Puis tu as les petits et les grands soucis de ta famille, ceux qu’on t’apporte, ceux que tu installes. Le stress du vacancier, c’est réussir ses vacances. T’es tellement pressé que tu rates…
 
Alors tu changes tes plans, tu t’adaptes aux circonstances. Du coup t’improvises une rando VTT que t’as pas bien estimée. Et le vélo qui regimbe, la pente te surprend, tu bricoles tes manivelles, et la chaîne qui s’échappe ! Drôle de repli sur soi, que celui qui consiste à se laisser tomber sur le coté, les pieds bloqués par des cale-pied qui ne comprennent pas pourquoi tu pédales dans le vide.
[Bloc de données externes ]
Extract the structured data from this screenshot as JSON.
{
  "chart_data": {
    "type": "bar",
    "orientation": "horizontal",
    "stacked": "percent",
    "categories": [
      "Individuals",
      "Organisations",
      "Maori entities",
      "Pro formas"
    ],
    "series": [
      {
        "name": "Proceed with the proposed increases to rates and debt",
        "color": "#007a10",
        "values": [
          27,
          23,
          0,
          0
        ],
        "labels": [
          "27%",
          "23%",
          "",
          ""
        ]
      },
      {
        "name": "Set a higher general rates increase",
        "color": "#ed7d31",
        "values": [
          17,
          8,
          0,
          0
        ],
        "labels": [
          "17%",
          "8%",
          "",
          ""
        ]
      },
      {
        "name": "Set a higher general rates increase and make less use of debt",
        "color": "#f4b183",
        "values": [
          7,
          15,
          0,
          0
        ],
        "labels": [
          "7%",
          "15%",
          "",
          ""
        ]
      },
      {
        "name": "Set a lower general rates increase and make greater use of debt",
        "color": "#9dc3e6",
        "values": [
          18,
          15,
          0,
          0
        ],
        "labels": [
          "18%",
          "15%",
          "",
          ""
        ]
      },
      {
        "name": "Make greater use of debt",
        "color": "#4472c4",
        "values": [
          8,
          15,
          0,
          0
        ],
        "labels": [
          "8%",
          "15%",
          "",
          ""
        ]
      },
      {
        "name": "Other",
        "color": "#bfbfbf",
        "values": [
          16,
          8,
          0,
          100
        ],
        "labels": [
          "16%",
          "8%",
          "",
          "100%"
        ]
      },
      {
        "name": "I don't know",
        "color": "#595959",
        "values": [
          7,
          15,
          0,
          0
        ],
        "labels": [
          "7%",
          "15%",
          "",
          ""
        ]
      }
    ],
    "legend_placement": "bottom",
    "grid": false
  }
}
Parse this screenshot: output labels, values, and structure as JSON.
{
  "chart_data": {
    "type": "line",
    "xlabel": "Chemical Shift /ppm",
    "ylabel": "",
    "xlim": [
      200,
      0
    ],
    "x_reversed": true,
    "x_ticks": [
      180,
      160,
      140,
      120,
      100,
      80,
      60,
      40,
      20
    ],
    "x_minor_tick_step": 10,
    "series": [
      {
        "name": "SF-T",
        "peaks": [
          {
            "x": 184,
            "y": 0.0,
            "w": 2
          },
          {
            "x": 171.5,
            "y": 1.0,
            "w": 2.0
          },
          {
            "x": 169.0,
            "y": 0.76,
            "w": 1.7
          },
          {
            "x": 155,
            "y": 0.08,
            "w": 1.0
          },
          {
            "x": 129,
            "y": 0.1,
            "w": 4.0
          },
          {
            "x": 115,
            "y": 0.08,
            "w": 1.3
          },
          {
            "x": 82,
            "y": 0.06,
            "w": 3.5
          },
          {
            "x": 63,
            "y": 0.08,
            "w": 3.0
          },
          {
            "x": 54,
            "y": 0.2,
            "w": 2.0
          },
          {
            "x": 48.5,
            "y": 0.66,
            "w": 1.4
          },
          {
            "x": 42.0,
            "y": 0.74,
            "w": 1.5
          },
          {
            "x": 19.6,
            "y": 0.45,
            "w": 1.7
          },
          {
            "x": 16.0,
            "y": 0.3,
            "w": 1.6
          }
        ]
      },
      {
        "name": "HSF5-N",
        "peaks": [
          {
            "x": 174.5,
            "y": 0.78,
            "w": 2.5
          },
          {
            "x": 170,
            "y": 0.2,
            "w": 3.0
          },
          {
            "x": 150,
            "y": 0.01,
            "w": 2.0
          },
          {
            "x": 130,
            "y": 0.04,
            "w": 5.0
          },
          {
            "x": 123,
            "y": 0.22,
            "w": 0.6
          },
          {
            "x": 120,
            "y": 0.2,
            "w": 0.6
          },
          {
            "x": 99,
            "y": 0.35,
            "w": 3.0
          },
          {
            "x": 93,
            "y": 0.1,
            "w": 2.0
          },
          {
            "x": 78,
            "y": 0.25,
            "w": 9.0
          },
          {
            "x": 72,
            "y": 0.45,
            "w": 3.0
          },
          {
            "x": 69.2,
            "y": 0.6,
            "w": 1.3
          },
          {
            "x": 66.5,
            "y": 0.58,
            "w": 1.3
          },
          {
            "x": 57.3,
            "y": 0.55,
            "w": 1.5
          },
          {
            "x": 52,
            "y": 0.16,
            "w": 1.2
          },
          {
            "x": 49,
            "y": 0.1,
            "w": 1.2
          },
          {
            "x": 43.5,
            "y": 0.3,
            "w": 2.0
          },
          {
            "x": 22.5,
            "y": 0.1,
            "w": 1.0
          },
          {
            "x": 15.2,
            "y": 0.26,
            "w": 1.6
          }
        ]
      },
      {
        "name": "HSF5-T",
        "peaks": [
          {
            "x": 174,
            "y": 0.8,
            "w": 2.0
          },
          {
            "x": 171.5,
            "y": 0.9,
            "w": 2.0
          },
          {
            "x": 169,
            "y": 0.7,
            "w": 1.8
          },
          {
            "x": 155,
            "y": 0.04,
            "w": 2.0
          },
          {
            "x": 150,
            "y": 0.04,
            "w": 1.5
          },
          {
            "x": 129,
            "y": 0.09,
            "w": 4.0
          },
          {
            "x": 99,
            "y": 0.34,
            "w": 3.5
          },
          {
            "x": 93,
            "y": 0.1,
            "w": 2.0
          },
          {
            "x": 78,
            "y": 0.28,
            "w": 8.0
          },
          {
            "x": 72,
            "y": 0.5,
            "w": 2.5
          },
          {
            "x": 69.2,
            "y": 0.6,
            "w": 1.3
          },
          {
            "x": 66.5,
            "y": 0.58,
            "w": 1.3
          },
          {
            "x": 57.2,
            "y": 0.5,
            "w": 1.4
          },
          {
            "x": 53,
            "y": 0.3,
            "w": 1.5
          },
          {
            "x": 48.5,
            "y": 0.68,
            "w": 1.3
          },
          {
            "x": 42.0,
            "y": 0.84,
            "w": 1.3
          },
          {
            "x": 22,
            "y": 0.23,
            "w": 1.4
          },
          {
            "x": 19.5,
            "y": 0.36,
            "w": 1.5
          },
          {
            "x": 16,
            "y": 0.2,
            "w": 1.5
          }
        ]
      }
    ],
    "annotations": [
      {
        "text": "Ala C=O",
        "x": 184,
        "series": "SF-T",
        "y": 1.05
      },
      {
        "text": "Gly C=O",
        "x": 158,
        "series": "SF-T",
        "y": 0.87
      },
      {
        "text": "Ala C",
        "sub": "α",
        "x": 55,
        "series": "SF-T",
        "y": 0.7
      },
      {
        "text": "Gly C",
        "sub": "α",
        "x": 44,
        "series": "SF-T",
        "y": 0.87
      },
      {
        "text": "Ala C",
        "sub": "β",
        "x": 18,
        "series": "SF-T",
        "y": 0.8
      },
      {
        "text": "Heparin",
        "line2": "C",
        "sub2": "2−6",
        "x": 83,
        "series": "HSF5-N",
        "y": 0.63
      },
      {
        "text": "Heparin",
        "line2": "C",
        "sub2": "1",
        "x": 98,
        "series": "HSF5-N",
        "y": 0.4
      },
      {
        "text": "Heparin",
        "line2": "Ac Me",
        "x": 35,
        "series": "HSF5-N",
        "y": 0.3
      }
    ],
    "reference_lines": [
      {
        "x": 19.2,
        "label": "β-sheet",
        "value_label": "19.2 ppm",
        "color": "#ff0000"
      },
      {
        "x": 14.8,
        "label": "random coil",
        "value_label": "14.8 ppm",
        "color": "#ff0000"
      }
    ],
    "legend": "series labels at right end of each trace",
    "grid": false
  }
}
Il y a des feuilles mortes qui atterrissent plus légèrement. Rassures-toi, nul besoin de me ramasser à la pelle. Mais l’humiliation de le nième chute ! 30 ou 50, je suis sûr : une par an…
 
Alors tout d’un coup tu t’assois, tu prends ta bière et tu laisse le temps s’y faire. Luna, la chatte de ma grande fille, passe ses vacances avec nous. Pour elle tout va bien. Les huit cents kilomètres d’autoroute ont vite été oubliés. Faut dire que quand elle s’ennuie, elle s’endort. Enfin, je veux dire dans sa valise de transport. Parce que chez nous quand elle s’ennuie, elle pisse, elle griffe, elle dépoile, elle miaule, elle saute aux portes, elle arrache les tapisseries, elle déchiquette ses découvertes de hasard…et tout l’immangeable mangé elle te le vomit !
 
La petite maison près de la vieille tour, qui nous abrite, est une vraie maison de bastide. Elle s’est faite avec le temps, enserrée dans ses pierres. Le potager est devenu pelouse, le grenier n’a pas changé, même si l’atelier du chaisier est devenu la « vieille pièce », le fantôme du grand-père s’y reconnaîtrait.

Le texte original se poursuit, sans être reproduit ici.